308-424 (Topics in Artificial Intelligence as taught by G. Dudek)

*Warning: these on-line notes are not necessarily complete and to not always fully cover everything presented in class. This warning applies to the notes for all lectures in this class.

 

Reference: Textbook

 

 

Lecture outline

Introductions
Administrative details
What is AI?
What the course will contain.
Overview of AI sub-topics.
Overview of AI applications.

What is AI?


Is artificial intelligence about solving problems, or about core scientific problems?
If we are working on artificial intelligence, how concerned to we have to be about the natural kind?
How can we decide that we have solved the problem?

Answer the following questions:


What is Intelligence?

What is Artificial Intelligence?

When do you expect us to achieve artificial intelligence (already, soon, in 10 years, never)?

Is AI computer science?


Yes: it deals algorithms, efficiency, tractability, etc.
No: it includes philosophy, cognitive science, and engineering
Maybe: we doesn't know yet how to define the area or the techniques.

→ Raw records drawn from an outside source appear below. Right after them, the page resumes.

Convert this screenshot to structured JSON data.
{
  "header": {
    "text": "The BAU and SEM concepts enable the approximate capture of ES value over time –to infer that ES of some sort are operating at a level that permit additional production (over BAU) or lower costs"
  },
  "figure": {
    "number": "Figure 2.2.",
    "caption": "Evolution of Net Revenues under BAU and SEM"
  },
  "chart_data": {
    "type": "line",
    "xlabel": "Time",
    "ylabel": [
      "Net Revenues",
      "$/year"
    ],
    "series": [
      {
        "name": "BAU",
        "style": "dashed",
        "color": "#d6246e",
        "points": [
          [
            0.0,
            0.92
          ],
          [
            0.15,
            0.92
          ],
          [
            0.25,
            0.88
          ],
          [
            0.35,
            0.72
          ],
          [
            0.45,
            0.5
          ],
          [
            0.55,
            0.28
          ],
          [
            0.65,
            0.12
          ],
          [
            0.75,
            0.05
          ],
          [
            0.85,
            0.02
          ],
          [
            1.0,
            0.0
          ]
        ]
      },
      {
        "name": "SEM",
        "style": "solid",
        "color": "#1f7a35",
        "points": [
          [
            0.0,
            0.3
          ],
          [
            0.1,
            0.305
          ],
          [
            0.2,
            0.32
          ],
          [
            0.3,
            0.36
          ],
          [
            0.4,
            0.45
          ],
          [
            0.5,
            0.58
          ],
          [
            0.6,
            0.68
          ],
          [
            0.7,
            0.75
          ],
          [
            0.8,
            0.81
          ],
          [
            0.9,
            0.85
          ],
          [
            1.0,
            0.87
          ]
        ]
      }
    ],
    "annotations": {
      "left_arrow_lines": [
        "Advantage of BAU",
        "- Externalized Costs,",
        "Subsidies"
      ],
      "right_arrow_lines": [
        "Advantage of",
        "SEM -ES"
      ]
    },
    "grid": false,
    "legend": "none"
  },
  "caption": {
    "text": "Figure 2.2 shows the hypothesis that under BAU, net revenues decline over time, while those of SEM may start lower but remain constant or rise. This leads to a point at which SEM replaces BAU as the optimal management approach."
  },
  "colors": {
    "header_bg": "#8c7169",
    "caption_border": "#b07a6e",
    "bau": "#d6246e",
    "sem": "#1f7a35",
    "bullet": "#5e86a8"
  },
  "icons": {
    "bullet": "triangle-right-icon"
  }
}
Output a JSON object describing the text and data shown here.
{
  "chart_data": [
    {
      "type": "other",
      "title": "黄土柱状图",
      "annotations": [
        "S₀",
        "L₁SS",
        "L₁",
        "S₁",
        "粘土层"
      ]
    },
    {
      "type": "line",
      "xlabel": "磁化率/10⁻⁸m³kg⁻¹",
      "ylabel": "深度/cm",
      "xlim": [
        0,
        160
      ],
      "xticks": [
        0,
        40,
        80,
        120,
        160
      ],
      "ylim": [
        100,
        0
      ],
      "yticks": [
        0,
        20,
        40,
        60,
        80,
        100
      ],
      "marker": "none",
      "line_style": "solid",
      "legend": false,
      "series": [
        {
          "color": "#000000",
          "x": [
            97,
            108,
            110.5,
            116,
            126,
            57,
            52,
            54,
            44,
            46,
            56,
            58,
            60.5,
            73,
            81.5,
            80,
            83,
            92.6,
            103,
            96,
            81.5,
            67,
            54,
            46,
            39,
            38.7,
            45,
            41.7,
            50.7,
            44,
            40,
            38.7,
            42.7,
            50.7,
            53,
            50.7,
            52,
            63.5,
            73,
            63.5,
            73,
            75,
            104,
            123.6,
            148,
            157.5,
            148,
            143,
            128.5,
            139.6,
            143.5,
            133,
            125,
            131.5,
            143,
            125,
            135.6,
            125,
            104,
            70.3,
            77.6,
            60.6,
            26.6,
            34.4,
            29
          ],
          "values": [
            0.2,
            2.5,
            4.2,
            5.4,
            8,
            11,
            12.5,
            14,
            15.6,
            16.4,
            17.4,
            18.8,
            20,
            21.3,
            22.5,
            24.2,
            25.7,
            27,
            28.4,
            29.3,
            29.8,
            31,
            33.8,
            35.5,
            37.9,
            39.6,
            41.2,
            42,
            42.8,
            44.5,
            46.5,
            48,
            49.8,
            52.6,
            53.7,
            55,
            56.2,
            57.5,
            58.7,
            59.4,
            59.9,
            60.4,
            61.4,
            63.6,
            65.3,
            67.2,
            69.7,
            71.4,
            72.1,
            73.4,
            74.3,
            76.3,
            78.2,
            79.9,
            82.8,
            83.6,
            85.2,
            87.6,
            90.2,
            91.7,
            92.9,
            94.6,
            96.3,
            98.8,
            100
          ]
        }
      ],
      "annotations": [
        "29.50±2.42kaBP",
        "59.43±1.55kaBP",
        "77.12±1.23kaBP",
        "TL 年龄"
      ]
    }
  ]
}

Maybe it's a field in it's own right?
Who cares: the problems are exciting and important, isn't this classification needless pedantry?
AI is truly interdisciplinary.
It relates to psychology, neurophysiology, mathematical, control theory (EE), etc.

Why AI (in it's broadest sense) is the best part of science (a personal confession):

Understanding the mind one of the oldest and most challenging questions considered by modern science.
It allows you to see idea come to fruition in a tangible and useful way.
You have wide latitude to select a preferred mix of theory, construction, data collection, and data analysis.
It can enormous potential practical impact.

Course contents:
We will overview selected topics. This is not a comprehensive view of all of AI (it can't be).
Key topics include:

PART 1

Knowledge representation: predicate calculus

Search: e.g. A*, alpha-beta search

PART 2

Learning: a couple of flavors

PART 3

Perception: vision

What is AI today?


3 stereotypical components to actual systems:

AI has a whole has fragmented:
there are many sub-areas with reduced interaction between them.
Perception, and vision in particular, has become a distinct community.
Robotics (i.e. action) has also become largely separate.
By and large, deliberative reasoning has held on to the title "(traditional) Artificial Intelligence".
With in each major branch sub-areas have developed.
Within reasoning, different approaches have developed their own styles and even jargon.
E.g. neural networks, learning, game playing, reasoning with uncertainty, randomized search.

Example AI system


Scheduling
Perception: Trivial task description language.
Reasoning: Constraint Satisfaction, Stochastic Optimization, Linear programming, Genetic Algorithms
Action: Trivial

Example AI system


Medical Diagnosis (e.g. Pathfinder by Heckermann at Microsoft)
Perception: Symptoms, test results.
Reasoning: Bayes Network inference, Machine Learning, Monte-carlo simulation
Actions: Suggest tests, make diagnoses

There are big questions.....
Can we make something that is as
intelligent as a human?
Can we make something that is as intelligent as a bee?
Does intelligence depend on a model of the physical world?
Can we get something that is really evolutionary and self improving and autonomous and flexible....?
And little questions.....
Can we save this plant $20million a year by improved pattern recognition?
Can we save this bank $50million a year by automatic fraud detection?
Can we start a new industry of handwriting recognition / software agents


Historical context


Reasoning was once seen as *the* AI problem.
Chess, and related games, were once considered pivotal to understanding intelligence.
They are now seen as a sub-domain of limited relevant to be bulk of AI research.
While playing chess it a "solved problem", understanding of humans play chess (so well) is hardly solved at all.
Vision (almost all of it) was once given to an MIT graduate student as a "summer project".
More recently, a a major figure said roughly: it is so hard that "if it were not for the human existence proof, we would have given up a long time ago".